Thanks for your expanded thoughts on the topic Sebastian,
I will say that alot of people I’ve met who, in my opinion, have built something excellent or attained some level of success, seem to be behind the scenes type people. Seeking credit and validity at every stage only seems to be a hinderance towards reaching goals, or at least a hurdle that slows people down.

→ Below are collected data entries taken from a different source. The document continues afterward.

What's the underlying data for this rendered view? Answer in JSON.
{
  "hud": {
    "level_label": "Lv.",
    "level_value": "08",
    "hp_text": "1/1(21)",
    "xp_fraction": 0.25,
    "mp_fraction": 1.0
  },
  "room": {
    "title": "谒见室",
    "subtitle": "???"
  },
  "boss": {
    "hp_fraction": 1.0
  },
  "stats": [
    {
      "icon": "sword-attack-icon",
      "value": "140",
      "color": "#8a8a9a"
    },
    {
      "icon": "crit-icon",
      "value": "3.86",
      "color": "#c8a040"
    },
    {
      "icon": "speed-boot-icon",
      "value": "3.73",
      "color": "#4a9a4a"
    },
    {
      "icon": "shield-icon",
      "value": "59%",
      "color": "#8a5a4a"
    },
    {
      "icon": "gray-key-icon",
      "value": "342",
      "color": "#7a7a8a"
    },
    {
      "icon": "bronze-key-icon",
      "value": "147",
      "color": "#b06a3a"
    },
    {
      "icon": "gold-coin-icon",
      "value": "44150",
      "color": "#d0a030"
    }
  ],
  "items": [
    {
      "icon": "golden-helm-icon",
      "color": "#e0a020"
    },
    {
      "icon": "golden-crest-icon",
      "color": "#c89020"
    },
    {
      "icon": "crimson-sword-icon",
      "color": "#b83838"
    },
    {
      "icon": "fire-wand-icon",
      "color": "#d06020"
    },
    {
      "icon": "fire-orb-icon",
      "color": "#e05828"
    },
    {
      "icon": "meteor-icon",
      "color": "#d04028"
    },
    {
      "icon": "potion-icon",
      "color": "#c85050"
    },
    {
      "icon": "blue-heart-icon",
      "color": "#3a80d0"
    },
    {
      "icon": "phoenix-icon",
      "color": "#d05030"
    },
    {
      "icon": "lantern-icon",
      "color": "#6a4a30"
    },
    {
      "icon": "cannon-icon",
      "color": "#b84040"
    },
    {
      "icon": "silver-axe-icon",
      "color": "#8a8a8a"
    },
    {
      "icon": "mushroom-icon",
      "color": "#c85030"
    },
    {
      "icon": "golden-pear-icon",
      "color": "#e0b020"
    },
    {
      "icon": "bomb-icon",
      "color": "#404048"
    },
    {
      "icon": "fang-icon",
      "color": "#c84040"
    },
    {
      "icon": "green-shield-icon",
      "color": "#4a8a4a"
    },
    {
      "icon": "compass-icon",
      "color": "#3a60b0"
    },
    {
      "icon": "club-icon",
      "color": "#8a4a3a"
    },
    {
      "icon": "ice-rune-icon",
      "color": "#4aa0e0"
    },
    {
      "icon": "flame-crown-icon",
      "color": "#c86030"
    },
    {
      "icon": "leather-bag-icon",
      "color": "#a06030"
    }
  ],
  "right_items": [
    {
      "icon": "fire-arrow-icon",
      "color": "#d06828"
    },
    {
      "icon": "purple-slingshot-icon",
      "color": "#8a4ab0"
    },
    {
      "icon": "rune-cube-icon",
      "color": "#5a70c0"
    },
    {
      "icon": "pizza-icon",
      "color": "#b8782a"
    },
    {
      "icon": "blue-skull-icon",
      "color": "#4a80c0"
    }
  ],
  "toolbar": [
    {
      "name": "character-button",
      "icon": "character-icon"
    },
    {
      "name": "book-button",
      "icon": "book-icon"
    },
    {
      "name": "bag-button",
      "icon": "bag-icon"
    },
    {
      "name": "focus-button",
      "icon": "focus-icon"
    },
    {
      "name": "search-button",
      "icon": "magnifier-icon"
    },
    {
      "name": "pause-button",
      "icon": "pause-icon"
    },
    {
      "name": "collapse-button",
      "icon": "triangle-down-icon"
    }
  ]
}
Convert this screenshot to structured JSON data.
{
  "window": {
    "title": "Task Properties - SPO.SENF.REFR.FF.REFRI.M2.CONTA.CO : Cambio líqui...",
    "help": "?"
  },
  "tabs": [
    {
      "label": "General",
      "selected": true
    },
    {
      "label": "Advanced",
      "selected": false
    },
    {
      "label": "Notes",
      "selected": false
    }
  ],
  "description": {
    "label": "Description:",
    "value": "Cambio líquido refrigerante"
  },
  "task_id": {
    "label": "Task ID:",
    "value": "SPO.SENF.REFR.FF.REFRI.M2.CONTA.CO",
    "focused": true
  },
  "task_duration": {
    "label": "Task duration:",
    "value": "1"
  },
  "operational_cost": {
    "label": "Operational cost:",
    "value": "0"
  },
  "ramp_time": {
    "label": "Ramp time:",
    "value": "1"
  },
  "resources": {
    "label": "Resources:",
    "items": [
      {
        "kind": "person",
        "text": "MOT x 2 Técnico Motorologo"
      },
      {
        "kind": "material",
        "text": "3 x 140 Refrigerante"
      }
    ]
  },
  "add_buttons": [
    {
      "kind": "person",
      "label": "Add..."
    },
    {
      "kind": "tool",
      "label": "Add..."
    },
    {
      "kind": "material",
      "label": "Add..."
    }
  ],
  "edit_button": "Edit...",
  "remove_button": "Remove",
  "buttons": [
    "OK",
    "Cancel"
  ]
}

That is not to say that the explorers, pioneers and role models who do receive a lot of ‘glory’ have somehow beat the system or gone against the norm. But a true ‘I would do this regardless of what kind of profile it brought me’ approach, combined with a relentless drive that pushes a person through or around decisions that stop the less motivated dead in their tracks, seems to be able to get people very far, regardless of weather they are ‘lock themselves in a dark room & build in private’ types or social monsters (;-D).
Lewis, very well said. I’ve also been picking up on Sebastian’s wisdom lately.
Steven Pressfield and Seth Godin also point out that the things that are really meaningful to you, i.e. “your art”, will trigger the most resistance and fear. Learning to proceed anyway is a core life skill. I’m still fighting that battle every day, but I’ll never give up.
Thanks for the feedback Mike.
I think what you mentioned is a good litmus test for wether something is worth doing or not – does it scare you much? Make you sweat a little just thinking about it? It’s probably our ‘guts’ telling us to do it already!